Supreme Court Laments ‘Mini Epidemic’ of Shifting Arguments

April 1, 2025, 2:42 PM UTC

Several US Supreme Court justices this term have lamented perceived post-grant bait and switches by the parties, with advocates advancing new rationales for their sides or urging the court to decide new issues they didn’t agree to take up.

The phenomenon isn’t new, but in a habeas case on Monday, Justice Samuel Alito suggested that it’s particularly acute this term.

“We’ve had a mini epidemic of cert petitions that have convinced us to take a case because there’s supposedly a conflict on a certain issue,” Alito said. Once the case is granted, “the argument that is advanced by the petitioners, is quite a bit different from what we were sold at the petition stage.”

“Is this another outbreak of the same disease?” he asked the petitioner in Rivers v. Guerrero.

It isn’t obvious why arguments have been so amorphous this term.

The critiques from the justices have come from across the ideological spectrum and in all sorts of cases, including securities litigation, excessive police force, employment discrimination and intellectual property.

But it’s led to narrow rulings, unanswered questions, and possibly prompted the court to dismiss disputes after they’ve been argued.

Haynes and Boone partner Daniel Geyser said it’s understandable why such switches would trouble the court, which grants a case to decide a specific question, “not just anything the parties feel like briefing.”

Shrinking Docket

Hogan Lovells partner Sean Marotta said that the court’s decision to hear fewer case might be behind the late-breaking changes in position.

The court’s caseload has dropped dramatically since the 1980s, when the justices decided well over 100 cases. This term, the justices are on pace to resolve 59 disputes after briefing and argument.
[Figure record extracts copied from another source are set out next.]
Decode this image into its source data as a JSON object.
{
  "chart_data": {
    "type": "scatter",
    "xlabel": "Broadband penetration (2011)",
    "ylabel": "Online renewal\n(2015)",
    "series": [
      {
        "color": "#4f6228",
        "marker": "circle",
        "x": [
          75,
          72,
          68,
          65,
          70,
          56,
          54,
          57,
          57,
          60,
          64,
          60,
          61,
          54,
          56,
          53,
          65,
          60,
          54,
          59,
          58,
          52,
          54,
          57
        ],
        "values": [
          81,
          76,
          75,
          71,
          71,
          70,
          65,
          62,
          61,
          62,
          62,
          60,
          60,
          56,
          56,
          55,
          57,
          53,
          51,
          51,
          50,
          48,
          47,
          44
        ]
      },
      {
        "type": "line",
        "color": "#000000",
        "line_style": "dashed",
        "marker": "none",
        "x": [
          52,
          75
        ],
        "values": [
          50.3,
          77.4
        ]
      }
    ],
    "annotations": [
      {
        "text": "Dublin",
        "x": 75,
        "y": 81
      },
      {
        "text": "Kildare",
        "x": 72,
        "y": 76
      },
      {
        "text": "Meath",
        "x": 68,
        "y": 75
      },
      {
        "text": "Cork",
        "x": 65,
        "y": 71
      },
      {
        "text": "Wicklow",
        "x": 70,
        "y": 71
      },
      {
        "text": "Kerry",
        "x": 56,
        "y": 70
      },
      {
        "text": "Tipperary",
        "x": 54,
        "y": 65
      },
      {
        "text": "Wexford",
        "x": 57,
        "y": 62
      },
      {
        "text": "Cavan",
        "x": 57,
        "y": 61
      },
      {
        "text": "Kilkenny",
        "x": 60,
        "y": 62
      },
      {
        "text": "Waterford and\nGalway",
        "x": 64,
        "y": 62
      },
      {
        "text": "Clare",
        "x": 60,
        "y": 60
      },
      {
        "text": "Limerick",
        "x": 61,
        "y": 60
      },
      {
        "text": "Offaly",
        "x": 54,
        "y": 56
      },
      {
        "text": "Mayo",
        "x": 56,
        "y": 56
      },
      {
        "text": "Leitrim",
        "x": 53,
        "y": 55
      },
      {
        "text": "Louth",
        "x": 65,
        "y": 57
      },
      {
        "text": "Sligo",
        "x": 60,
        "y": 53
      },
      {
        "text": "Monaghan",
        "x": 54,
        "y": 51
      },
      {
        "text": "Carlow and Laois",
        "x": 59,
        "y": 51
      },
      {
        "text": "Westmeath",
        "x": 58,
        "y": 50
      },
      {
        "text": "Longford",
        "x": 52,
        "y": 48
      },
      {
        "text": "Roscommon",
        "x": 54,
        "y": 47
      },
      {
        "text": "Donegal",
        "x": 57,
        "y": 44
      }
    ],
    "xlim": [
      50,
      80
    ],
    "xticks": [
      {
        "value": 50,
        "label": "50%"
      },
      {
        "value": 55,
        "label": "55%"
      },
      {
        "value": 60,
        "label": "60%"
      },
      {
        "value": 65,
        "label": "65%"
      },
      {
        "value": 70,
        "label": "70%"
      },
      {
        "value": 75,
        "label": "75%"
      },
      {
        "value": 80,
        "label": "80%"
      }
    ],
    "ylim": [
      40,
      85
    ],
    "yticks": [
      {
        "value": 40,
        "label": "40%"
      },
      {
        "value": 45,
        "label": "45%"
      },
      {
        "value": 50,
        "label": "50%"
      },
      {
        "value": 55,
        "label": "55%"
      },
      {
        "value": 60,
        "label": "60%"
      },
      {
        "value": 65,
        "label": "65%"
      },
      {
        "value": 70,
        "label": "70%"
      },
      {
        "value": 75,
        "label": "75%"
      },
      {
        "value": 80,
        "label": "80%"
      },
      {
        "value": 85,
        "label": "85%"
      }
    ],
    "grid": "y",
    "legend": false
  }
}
With the court’s shrinking docket, the parties “have access to expert Supreme Court counsel that will tailor their merits-stage arguments to what they think are most likely to resonate” with the justices, Marotta said. Even “if it’s not exactly what was argued in the petition or brief in opposition.”

And Geyser said the switch can happen on both sides of a case.

For petitioners, it happens when a party “tees up” a circuit split to get the court’s attention, but then “pivots” to a slightly different issue to secure greater—or any—relief.

In the securities case Facebook, Inc. v. Amalgamated Bank, Justice Sonia Sotomayor accused the petitioner of switching up the question granted. “That’s a different issue,” she said. “That’s not what we granted cert on.”

On the flip side, Geyser said respondents may switch up the arguments when they “realize it’s harder to defend the actual QP than retreat to alternative grounds,” referring to the question presented or “QP.”

In the excessive force case Barnes v. Felix, Justice Ketanji Brown Jackson said she was “surprised” by the respondent’s seemingly new argument.

“What we did not take cert on is the question that you’re raising, a very important question, probably one on which there is some confusion, wouldn’t be a surprise to me, but definitely not the question in this case,” Jackson said. It “does not seem to me we’re well-positioned in this case to discuss.”

Geyser said the respondent might urge the justices to address an issue that could set them up better for success on remand.

That’s seemingly what happened in the employment discrimination case Ames v. Ohio Department of Youth Services, with Justice Brett Kavanaugh noting that arguments were “pretty far afield from the question presented.”

Justice Elena Kagan said the issues pushed by the respondents were “orthogonal to the question we took.” Why would the court use this case, which is about a narrow question, “to opine on a range of things that have nothing to do with that question?” Kagan asked.

In addition to creating frustration for the justices, the changed positions can result in narrow rulings and even unanswered questions.

Although the court didn’t explain its reason for doing so, the justices ultimately dismissed the Facebook case, saying it never should have been granted in the first place.

The court similarly dismissed the securities case NVIDIA Corp. v. E. Ohman J:or Fonder AB. “It does strike me that there’s some delta between what you’re asking us to do today and what your QP says,” Justice Neil Gorsuch said during arguments.

In the trademark case Dewberry Group, Inc. v. Dewberry Engineers Inc., Justice Amy Coney Barrett said there was “vehement agreement on the narrow QP” that the court agreed to decide. She suggested the court leave for another day the harder questions the parties had advocated during arguments.

The court did just that in its Feb. 26 ruling. “In remanding this case for a new award proceeding, we leave a number of questions unaddressed.”